Bu tez, yaşlıların kentsel alanlardaki deneyimlerine odaklanarak, kent hakkı bağlamında yaşlıların sosyal ve kentsel yaşamla olan ilişkilerini katılımcılık ve sosyal içerme açısından ele almaktadır. Bununla beraber, ilçe belediyesi olan Kadıköy Belediyesi’nin yaşlılara yönelik hizmetleri ve kentsel alanın mevcut koşulları ele alınarak, fiziksel mekân ve sosyal yaşam açısından yerel yönetimin sunduğu imkânlarla yaşlıların deneyimleri irdelenmiştir. Tez kapsamında yürütülen araştırmanın verileri İstanbul’un Kadıköy ilçesinde ikamet eden 70 yaş ve üzeri katılımcılarla yapılan görüşmelere dayanmaktadır. Tez kapsamında yaşlıların kentle olan ilişkisi üç temel sorunsal etrafında ele alınmaktadır. İlk olarak yaşlıların yaşlılık ve yaşlılara dair algılarının sosyal yaşama katılım ve yaşçılık ile olan ilişkisi tartışılmış, daha sonra kent mekânının fiziksel koşullarının yaşam kalitesi, erişilebilirlik ve hareketlilik açısından yaşlılar üzerindeki etkisi ele alınmıştır. Üçüncü olarak yerel yönetim hizmetlerinin yaşlıların içinde yaşadıkları mahalle ve toplulukla olan ilişkilerini nasıl şekillendirdiği irdelenmiştir.
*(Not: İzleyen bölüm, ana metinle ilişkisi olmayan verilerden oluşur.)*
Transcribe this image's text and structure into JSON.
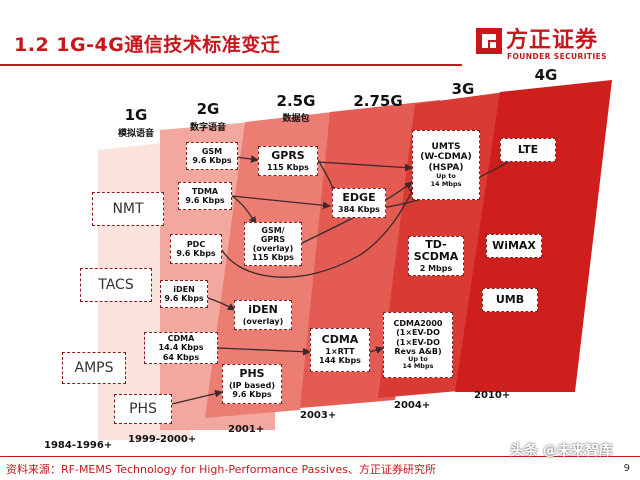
{
  "title": "1.2 1G-4G通信技术标准变迁",
  "logo": {
    "name": "方正证券",
    "subtitle": "FOUNDER SECURITIES"
  },
  "colors": {
    "brand": "#c8161d",
    "g1": "#fbe3dd",
    "g2": "#f3a89f",
    "g25": "#eb7d73",
    "g275": "#e35b52",
    "g3": "#d93a33",
    "g4": "#cf1f1c"
  },
  "generations": [
    {
      "label": "1G",
      "sub": "模拟语音"
    },
    {
      "label": "2G",
      "sub": "数字语音"
    },
    {
      "label": "2.5G",
      "sub": "数据包"
    },
    {
      "label": "2.75G",
      "sub": ""
    },
    {
      "label": "3G",
      "sub": ""
    },
    {
      "label": "4G",
      "sub": ""
    }
  ],
  "dates": [
    "1984-1996+",
    "1999-2000+",
    "2001+",
    "2003+",
    "2004+",
    "2010+"
  ],
  "nodes": {
    "nmt": {
      "name": "NMT"
    },
    "tacs": {
      "name": "TACS"
    },
    "amps": {
      "name": "AMPS"
    },
    "phs1": {
      "name": "PHS"
    },
    "gsm": {
      "name": "GSM",
      "spec": "9.6 Kbps"
    },
    "tdma": {
      "name": "TDMA",
      "spec": "9.6 Kbps"
    },
    "pdc": {
      "name": "PDC",
      "spec": "9.6 Kbps"
    },
    "iden": {
      "name": "iDEN",
      "spec": "9.6 Kbps"
    },
    "cdma": {
      "name": "CDMA",
      "spec1": "14.4 Kbps",
      "spec2": "64 Kbps"
    },
    "gprs": {
      "name": "GPRS",
      "spec": "115 Kbps"
    },
    "gsmgprs": {
      "line1": "GSM/",
      "line2": "GPRS",
      "line3": "(overlay)",
      "spec": "115 Kbps"
    },
    "iden2": {
      "name": "iDEN",
      "spec": "(overlay)"
    },
    "phs2": {
      "name": "PHS",
      "spec1": "(IP based)",
      "spec2": "9.6 Kbps"
    },
    "edge": {
      "name": "EDGE",
      "spec": "384 Kbps"
    },
    "cdma1x": {
      "name": "CDMA",
      "spec1": "1×RTT",
      "spec2": "144 Kbps"
    },
    "umts": {
      "line1": "UMTS",
      "line2": "(W-CDMA)",
      "line3": "(HSPA)",
      "note1": "Up to",
      "note2": "14 Mbps"
    },
    "tdscdma": {
      "line1": "TD-",
      "line2": "SCDMA",
      "spec": "2 Mbps"
    },
    "cdma2000": {
      "line1": "CDMA2000",
      "line2": "(1×EV-DO",
      "line3": "(1×EV-DO",
      "line4": "Revs A&B)",
      "note1": "Up to",
      "note2": "14 Mbps"
    },
    "lte": {
      "name": "LTE"
    },
    "wimax": {
      "name": "WiMAX"
    },
    "umb": {
      "name": "UMB"
    }
  },
  "source": "资料来源：RF-MEMS Technology for High-Performance Passives、方正证券研究所",
  "page_number": "9",
  "watermark": "头条 @未来智库"
}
Buna bağlı olarak, yaşlıların kent hakkı bağlamında yaşadıkları semti kendi ihtiyaç ve talepleri doğrultusunda değiştirme imkânları, yerel yönetimle olan ilişkilerine odaklanılarak tartışılmıştır. Yaşlıların kent hakkını araçsallaştırma ve kentin sosyal katılım imkânlarından yararlanma durumunun, sosyo-ekonomik sınıf, cinsiyet ve mekânın fiziksel koşulları gibi temel sorunsallar etrafında şekillendiği gözlemlenmiştir.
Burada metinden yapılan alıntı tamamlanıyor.